Insegurança jurídica e decisões colegiadas

Diante desse cenário, existem espaços para uma judicialização recorrente, o que causa insegurança jurídica para gestores e trabalhadores. Cláusulas vagas e prazos indeterminados têm levado à nulidade de contratos e ao pagamento de passivos. No Superior Tribunal Federal (STF), foram identificadas e analisadas 52 decisões colegiadas sobre o tema no período de seis anos (2017-2023).

O estudo identificou os principais vícios recorrentes, de acordo com jurisprudência do Superior Tribunal Federal (STF), que favorecem a inconstitucionalidade de normas federais, estaduais e distritais, no que se refere às contratações por tempo determinado.

Diante desse contexto, o levantamento classifica esses vícios em quatro categorias: (i) vício material por cláusulas genéricas: a partir do uso de expressões vagas como “necessidade do serviço” ou “interesse público”, é reiteradamente invalidado pela Corte; (ii) utilização do vínculo para funções específicas: o STF tem vedado contratações temporárias para cargos típicos de Estado (policiais, defensores, fiscais etc.); (iii) ausência de prazo certo ou prorrogação ilimitada: normas que permitam prazos indeterminados ou renovações sucessivas são consideradas inconstitucionais; (iv) vícios formais: incluem usurpação de competência do Executivo e ausência de estimativa de impacto orçamentário. 

Regulamentação nacional é urgente

Para Jessika Moreira, a definição de uma regulação específica trará inúmeros benefícios para a União, para os estados e para os trabalhadores. “É urgente a criação de uma regulação nacional para os trabalhadores temporários. Defendemos a criação de uma legislação para que o Brasil possa ter mais segurança jurídica para gestores públicos e contratados, preservando as funções para as quais não cabe a contratação temporária, além de proteger direitos fundamentais para esses trabalhadores.
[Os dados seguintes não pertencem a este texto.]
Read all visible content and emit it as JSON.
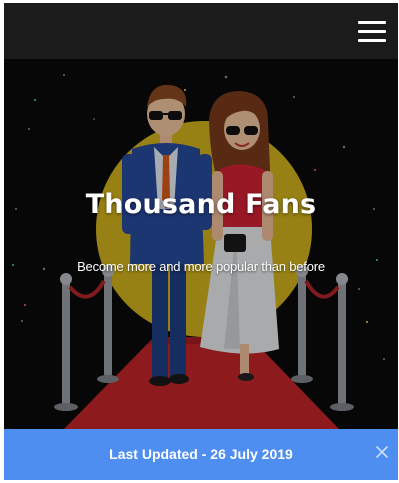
{
  "header": {
    "menu_icon": "hamburger-menu-icon"
  },
  "hero": {
    "title": "Thousand Fans",
    "subtitle": "Become more and more popular than before",
    "illustration": "celebrity-couple-red-carpet"
  },
  "notice": {
    "text": "Last Updated - 26 July 2019",
    "close_icon": "close-icon",
    "background_color": "#4d8ef0"
  },
  "colors": {
    "topbar": "#1b1b1b",
    "hero_background": "#0a0a0a",
    "spotlight": "#e3c21f",
    "carpet": "#c4262a"
  }
}
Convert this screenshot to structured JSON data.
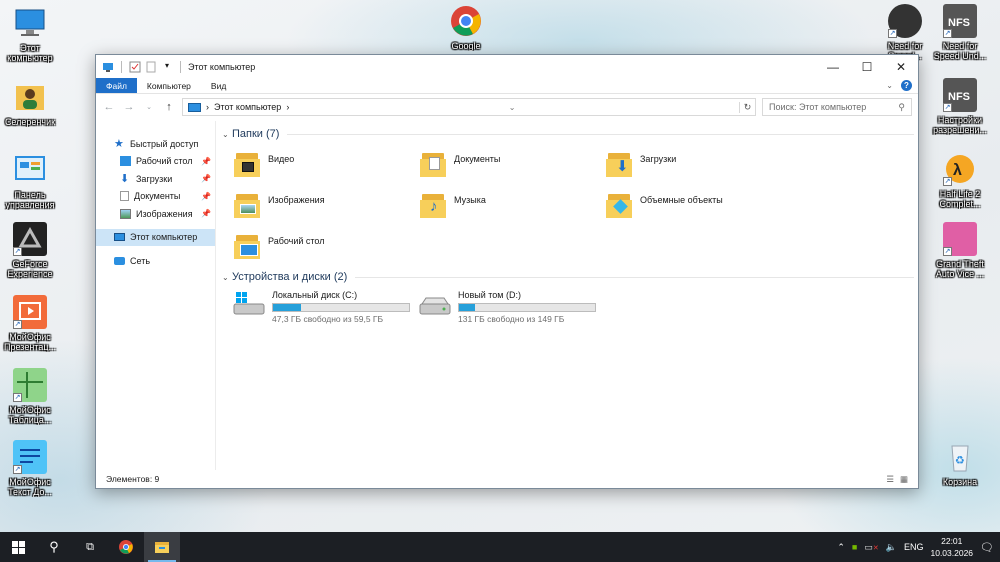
{
  "desktop": {
    "icons_left": [
      {
        "label": "Этот\nкомпьютер"
      },
      {
        "label": "Селеренчик"
      },
      {
        "label": "Панель\nуправления"
      },
      {
        "label": "GeForce\nExperience"
      },
      {
        "label": "МойОфис\nПрезентац..."
      },
      {
        "label": "МойОфис\nТаблица..."
      },
      {
        "label": "МойОфис\nТекст До..."
      }
    ],
    "icons_top": [
      {
        "label": "Google"
      }
    ],
    "icons_right": [
      {
        "label": "Need for\nSpeed..."
      },
      {
        "label": "Need for\nSpeed Und..."
      },
      {
        "label": "Настройки\nразрешени..."
      },
      {
        "label": "Half Life 2\nComplet..."
      },
      {
        "label": "Grand Theft\nAuto Vice ..."
      },
      {
        "label": "Корзина"
      }
    ]
  },
  "window": {
    "title": "Этот компьютер",
    "ribbon_tabs": [
      "Файл",
      "Компьютер",
      "Вид"
    ],
    "address": {
      "path": "Этот компьютер",
      "separator": "›"
    },
    "search": {
      "placeholder": "Поиск: Этот компьютер"
    },
    "nav": {
      "quick_access": "Быстрый доступ",
      "quick_items": [
        "Рабочий стол",
        "Загрузки",
        "Документы",
        "Изображения"
      ],
      "this_pc": "Этот компьютер",
      "network": "Сеть"
    },
    "folders_header": "Папки (7)",
    "folders": [
      "Видео",
      "Документы",
      "Загрузки",
      "Изображения",
      "Музыка",
      "Объемные объекты",
      "Рабочий стол"
    ],
    "drives_header": "Устройства и диски (2)",
    "drives": [
      {
        "name": "Локальный диск (C:)",
        "free": "47,3 ГБ свободно из 59,5 ГБ",
        "used_fraction": 0.205
      },
      {
        "name": "Новый том (D:)",
        "free": "131 ГБ свободно из 149 ГБ",
        "used_fraction": 0.12
      }
    ],
    "status": "Элементов: 9"
  },
  "taskbar": {
    "lang": "ENG",
    "time": "22:01",
    "date": "10.03.2026"
  },
  "colors": {
    "accent": "#1f6fc9",
    "drive_fill": "#26a0da",
    "taskbar": "#1c1f24"
  }
}
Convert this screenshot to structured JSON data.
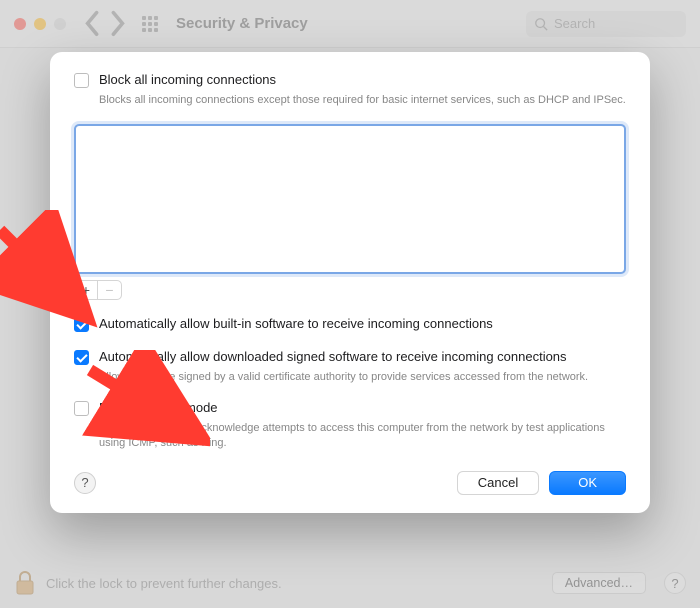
{
  "titlebar": {
    "title": "Security & Privacy",
    "search_placeholder": "Search"
  },
  "bottom": {
    "lock_text": "Click the lock to prevent further changes.",
    "advanced_label": "Advanced…"
  },
  "sheet": {
    "block_all": {
      "label": "Block all incoming connections",
      "sub": "Blocks all incoming connections except those required for basic internet services, such as DHCP and IPSec.",
      "checked": false
    },
    "auto_builtin": {
      "label": "Automatically allow built-in software to receive incoming connections",
      "checked": true
    },
    "auto_downloaded": {
      "label": "Automatically allow downloaded signed software to receive incoming connections",
      "sub": "Allows software signed by a valid certificate authority to provide services accessed from the network.",
      "checked": true
    },
    "stealth": {
      "label": "Enable stealth mode",
      "sub": "Don't respond to or acknowledge attempts to access this computer from the network by test applications using ICMP, such as Ping.",
      "checked": false
    },
    "buttons": {
      "cancel": "Cancel",
      "ok": "OK"
    },
    "add_label": "+",
    "remove_label": "−"
  }
}
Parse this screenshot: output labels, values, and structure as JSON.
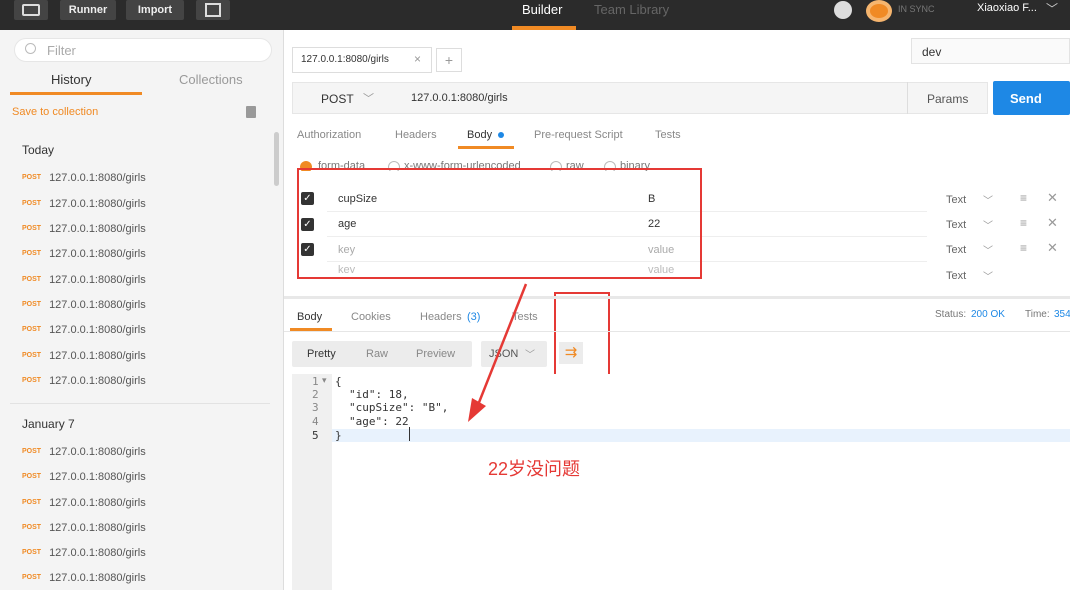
{
  "topbar": {
    "runner": "Runner",
    "import": "Import",
    "builder": "Builder",
    "team_library": "Team Library",
    "sync": "IN SYNC",
    "user": "Xiaoxiao F..."
  },
  "sidebar": {
    "filter_placeholder": "Filter",
    "tab_history": "History",
    "tab_collections": "Collections",
    "save_to_collection": "Save to collection",
    "today": "Today",
    "jan7": "January 7",
    "method": "POST",
    "url": "127.0.0.1:8080/girls"
  },
  "request": {
    "tab_label": "127.0.0.1:8080/girls",
    "env": "dev",
    "method": "POST",
    "url": "127.0.0.1:8080/girls",
    "params": "Params",
    "send": "Send",
    "tabs": [
      "Authorization",
      "Headers",
      "Body",
      "Pre-request Script",
      "Tests"
    ],
    "body_types": [
      "form-data",
      "x-www-form-urlencoded",
      "raw",
      "binary"
    ],
    "rows": [
      {
        "key": "cupSize",
        "value": "B",
        "type": "Text"
      },
      {
        "key": "age",
        "value": "22",
        "type": "Text"
      },
      {
        "key": "key",
        "value": "value",
        "type": "Text"
      },
      {
        "key": "key",
        "value": "value",
        "type": "Text"
      }
    ]
  },
  "response": {
    "tabs": [
      "Body",
      "Cookies",
      "Headers",
      "(3)",
      "Tests"
    ],
    "status_label": "Status:",
    "status_value": "200 OK",
    "time_label": "Time:",
    "time_value": "354",
    "views": [
      "Pretty",
      "Raw",
      "Preview"
    ],
    "format": "JSON",
    "lines": [
      "{",
      "\"id\": 18,",
      "\"cupSize\": \"B\",",
      "\"age\": 22",
      "}"
    ],
    "line_numbers": [
      "1",
      "2",
      "3",
      "4",
      "5"
    ]
  },
  "annotation": {
    "text": "22岁没问题",
    "color": "#e53935"
  }
}
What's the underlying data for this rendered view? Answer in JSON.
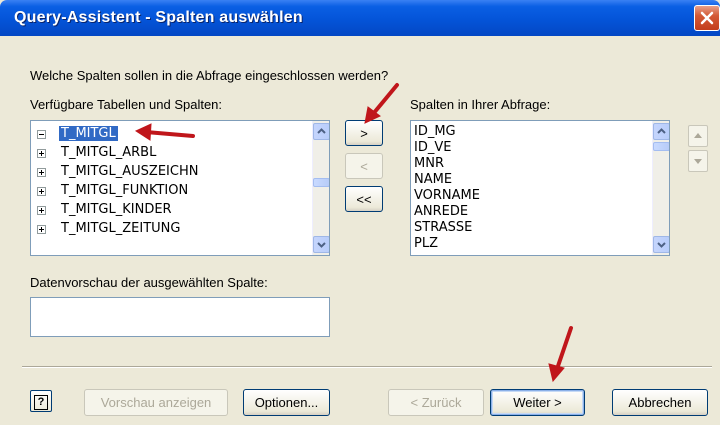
{
  "window": {
    "title": "Query-Assistent - Spalten auswählen"
  },
  "prompt": "Welche Spalten sollen in die Abfrage eingeschlossen werden?",
  "available": {
    "label": "Verfügbare Tabellen und Spalten:",
    "items": [
      {
        "name": "T_MITGL",
        "state": "expanded",
        "selected": true
      },
      {
        "name": "T_MITGL_ARBL",
        "state": "collapsed"
      },
      {
        "name": "T_MITGL_AUSZEICHN",
        "state": "collapsed"
      },
      {
        "name": "T_MITGL_FUNKTION",
        "state": "collapsed"
      },
      {
        "name": "T_MITGL_KINDER",
        "state": "collapsed"
      },
      {
        "name": "T_MITGL_ZEITUNG",
        "state": "collapsed"
      }
    ]
  },
  "move_buttons": {
    "add": ">",
    "remove": "<",
    "remove_all": "<<"
  },
  "query_columns": {
    "label": "Spalten in Ihrer Abfrage:",
    "items": [
      "ID_MG",
      "ID_VE",
      "MNR",
      "NAME",
      "VORNAME",
      "ANREDE",
      "STRASSE",
      "PLZ"
    ]
  },
  "preview": {
    "label": "Datenvorschau der ausgewählten Spalte:",
    "value": ""
  },
  "footer": {
    "help": "?",
    "preview_button": "Vorschau anzeigen",
    "options_button": "Optionen...",
    "back_button": "< Zurück",
    "next_button": "Weiter >",
    "cancel_button": "Abbrechen"
  },
  "colors": {
    "titlebar": "#0454d8",
    "selection": "#316ac5",
    "annotation_arrow": "#c0161b",
    "dialog_bg": "#ece9d8"
  }
}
Isso contribuiria, ainda, para a diminuição da judicialização e dos passivos trabalhistas, além da possibilidade de ter dados públicos e confiáveis para o controle social e para a formulação de políticas públicas”, diz ela.

A reforma administrativa, cuja proposta está em andamento na Câmara dos Deputados, deverá abordar esse tema, conforme afirmou o deputado federal Pedro Paulo (PSD-RJ), relator do projeto. Além disso, o Movimento Pessoas à Frente elaborou um anteprojeto de Lei Geral de Contratação por Tempo Determinado no Setor Público, que sugere a criação de uma Lei Geral Nacional, com regras mínimas obrigatórias para União, estados e municípios, e estabelece critérios para contratação temporária, como prazo certo, excepcionalidade e necessidade transitória. A lei garantiria, ainda, direitos mínimos como licença-maternidade, adicional de férias e transparência na seleção dos profissionais. Por fim, o texto propõe a criação do Portal Nacional de Contratações Temporárias (PNTD), com o objetivo de promover transparência, controle e acesso público aos dados. Após a entrega do documento ao Gabinete Compartilhado, o projeto foi protocolado no Senado Federal (PL 3.086/2025) e na Câmara dos Deputados (PL 3.069/2025).